I sighed. I wouldn’t get started on my work until after seven and on the script for Saturday until, at best, nine. But I’d been wrapped around Natalie’s finger since she was born. “Fine. What happened to your car?”
“Oh, you know.” She waved a hand. “Foreign cars.”
“I drive an Audi,” I grumbled.
“Not everyone can be as boring as you, Andrew.” Leaving the case where it was, she fluttered over to kiss Mother’s cheek. “See you at the party.”
Mother stilled her with a touch on her arm. “Who’s your date tonight?”
“One of the van der Poel twins.”
“Which one?” she asked.
“Not sure. Does it matter?”
“Technically—” Mother began.
“Bye, Mother.”
My sister swooped out like a butterfly. I offered Mother my arm and escorted her (and Natalie’s case) out of the conservatory.
“Have fun at your party tonight,” I said. “Don’t forget what the doctor said about mixing wine and your medications.”
She waved off my warning. “You could come too. I’m sure Bianca would love to have you. Her daughter Bella is home from college now.”
I hummed noncommittally.
“She’s always held a torch for you.”
“She’s, like, twenty-two, Mother. Have you forgotten how old I am? I’m thirty-two.”

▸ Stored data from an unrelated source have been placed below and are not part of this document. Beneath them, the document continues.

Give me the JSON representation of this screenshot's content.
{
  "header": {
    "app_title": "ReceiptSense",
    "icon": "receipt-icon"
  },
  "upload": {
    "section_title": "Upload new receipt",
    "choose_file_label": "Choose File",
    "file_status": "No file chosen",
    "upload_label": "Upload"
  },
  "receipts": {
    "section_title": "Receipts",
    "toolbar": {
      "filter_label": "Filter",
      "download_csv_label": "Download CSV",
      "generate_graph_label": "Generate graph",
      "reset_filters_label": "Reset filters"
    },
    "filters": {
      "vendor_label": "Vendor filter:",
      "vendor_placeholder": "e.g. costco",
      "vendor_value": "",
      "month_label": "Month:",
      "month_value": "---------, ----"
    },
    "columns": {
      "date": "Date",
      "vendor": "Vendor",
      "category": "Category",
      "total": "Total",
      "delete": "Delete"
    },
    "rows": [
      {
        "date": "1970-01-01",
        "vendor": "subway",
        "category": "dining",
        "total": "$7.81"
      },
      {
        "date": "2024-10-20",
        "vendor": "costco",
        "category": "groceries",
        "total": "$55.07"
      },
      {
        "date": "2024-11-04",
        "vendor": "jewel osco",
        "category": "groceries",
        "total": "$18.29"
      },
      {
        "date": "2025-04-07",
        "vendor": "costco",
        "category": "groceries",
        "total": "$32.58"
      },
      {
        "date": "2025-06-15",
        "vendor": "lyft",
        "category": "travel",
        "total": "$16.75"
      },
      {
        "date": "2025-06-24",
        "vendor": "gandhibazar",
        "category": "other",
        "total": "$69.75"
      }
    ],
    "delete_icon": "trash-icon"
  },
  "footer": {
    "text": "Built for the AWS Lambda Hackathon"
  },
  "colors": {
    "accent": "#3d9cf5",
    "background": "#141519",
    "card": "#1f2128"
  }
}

She waved her hand. “An age difference like that doesn’t matter.”
“It matters to me. Girls her age don’t know what they want. I’m looking for someone more…mature.”
She narrowed her blue eyes at me. “You’re in your thirties, Andrew. You need to settle down soon. You can’t afford to be so picky.”
“I’m not picky. I date a lot of women.”
“And you always find fault with them. No one’s perfect.”
For a moment, I’d thought Carly was. Until she’d left me without so much as a note.
“I know. I’m waiting for someone special.”
She huffed. “Don’t you want what your brother has?”
Not really. I didn’t want a whole company to worry about. Or kids.
I wouldn’t mind getting some recognition from my family. But that was petty of me. I forced a careless grin onto my face. “Sure. If Alicia’s looking to ditch my worthless brother.”
“Worthless?” Her right eyebrow shot up. “His company’s valued at?—”
“Andrew!” Natalie flung open the front door. “Fashion. Emergency. Move it!”
Relieved not to have to hear about my brother’s superiority yet again, I pecked Mother on the cheek. “See you Sunday.”
“I’ll give Bella your regards.”
I already had my hand on the door. “No, thanks.”
I wasn’t ready to date anyone, not even a nice girl like Bella. My heart was still too raw from the tenderization Carly had given it with her stiletto heel.